Launched Last Fall, Wipster to Make NAB Debut

New Zealand-based Wipster announced it will officially launch its eponymous online video review and approval platform at NAB, bringing a tool already in use at NBC Universal, Stanley Black & Decker, Daimler and Delta Air Lines to an even wider audience. Wipster will also launch a new companion mobile app at the show. In February, the company secured $1.2 million in funding to drive the expanded platform's development and reach.

Wipster CEO and founder Rollo Wenlock, a former motion graphics artist who founded the production company HoverLion Ltd and Alpha Bristol Films, is pointing his venture, first unveiled in September, at both new and seasoned filmmakers who create commercials, short films and other branded video content. The idea behind the platform, he describes on the company's Web site, is to take the drudgery out of the necessary final stages of every collaboration. "While we all love creating our art, we honestly hate the process of getting it approved and delivered. Let’s face it, it’s painful. But it doesn’t have to be."

The online tool's streamlined interface focuses soley on review and approval, using a push pin metaphor and colorful thought-bubble markers that let members of a team pin comments to a specific area of a full-screen, frame-accurate video. Notable features include version stacking, simplified client access (no additional accounts needed), Dropbox import, content-rich emails sent directly from the program and the ability to create branded final presentations for a client. Wipster uses the same 256 SSL encryption that banks do online to protect customers' accounts. It also supports 4K upload and delivery, encoding a Web playback version that people can view and comment on, Rollo said in an email.

Wipster's subscription-based pricing starts at $25 per month for a single user to access the full platform and upload up to 100 minutes of video footage. A newly announced update to the company's introductory "Free Forever" plan, however, will let unlimited users access a pared-down but substantial set of core features and upload up to 40 minutes (currently 15) of video per month for free. A company spokesman told us when using this plan, subsequent updates don't count toward your original monthly video length limit, letting users upload as many revisions as they need during the life of a project. There is no limit on data size when uploading on any of the plans and users can archive an unlimited amount of material.

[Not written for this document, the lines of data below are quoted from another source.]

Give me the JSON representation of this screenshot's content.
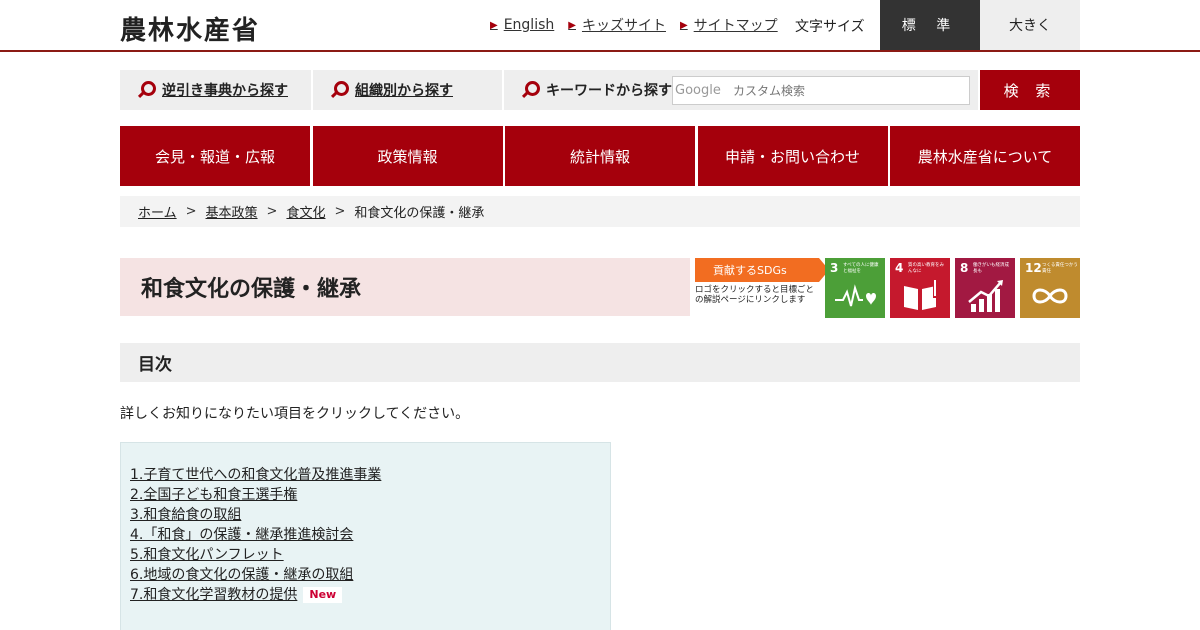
{
  "header": {
    "logo": "農林水産省",
    "links": [
      "English",
      "キッズサイト",
      "サイトマップ"
    ],
    "font_size_label": "文字サイズ",
    "font_size_standard": "標 準",
    "font_size_large": "大きく"
  },
  "search": {
    "reverse_lookup": "逆引き事典から探す",
    "by_org": "組織別から探す",
    "keyword_label": "キーワードから探す",
    "google_mark": "Google",
    "placeholder": "カスタム検索",
    "button": "検 索"
  },
  "nav": {
    "items": [
      "会見・報道・広報",
      "政策情報",
      "統計情報",
      "申請・お問い合わせ",
      "農林水産省について"
    ]
  },
  "breadcrumb": {
    "home": "ホーム",
    "basic_policy": "基本政策",
    "food_culture": "食文化",
    "current": "和食文化の保護・継承",
    "separator": ">"
  },
  "page": {
    "title": "和食文化の保護・継承"
  },
  "sdgs": {
    "badge": "貢献するSDGs",
    "note": "ロゴをクリックすると目標ごとの解説ページにリンクします",
    "tiles": [
      {
        "num": "3",
        "caption": "すべての人に健康と福祉を",
        "color": "#4c9f38",
        "icon": "heartbeat-icon"
      },
      {
        "num": "4",
        "caption": "質の高い教育をみんなに",
        "color": "#c5192d",
        "icon": "book-icon"
      },
      {
        "num": "8",
        "caption": "働きがいも経済成長も",
        "color": "#a21942",
        "icon": "growth-chart-icon"
      },
      {
        "num": "12",
        "caption": "つくる責任つかう責任",
        "color": "#bf8b2e",
        "icon": "infinity-icon"
      }
    ]
  },
  "toc": {
    "heading": "目次",
    "intro": "詳しくお知りになりたい項目をクリックしてください。",
    "items": [
      "1.子育て世代への和食文化普及推進事業",
      "2.全国子ども和食王選手権",
      "3.和食給食の取組",
      "4.「和食」の保護・継承推進検討会",
      "5.和食文化パンフレット",
      "6.地域の食文化の保護・継承の取組",
      "7.和食文化学習教材の提供"
    ],
    "new_badge": "New"
  }
}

Other cloud-based options in this growing market, like the Sony Ci cloud-based collaborative service, charge by the size of the video uploaded. Sony Ci's similar $25 single-user price point sets a limit of up to 100 GB of video per month or 25 GB for unlimited users on a team. Sony Ci, however, includes dailies uploads via Aspera and rough cut editing tools beyond its review and approval options; it also now has a companion mobile app. Another similar tool, the newly launched Frame.io, includes hover-scrubbing and accelerated uploads (still in beta). Frame.io has not yet set storage or video length limitations, although its creators say they will base future decisions about pricing and data and/or length limits on the patterns of its early users.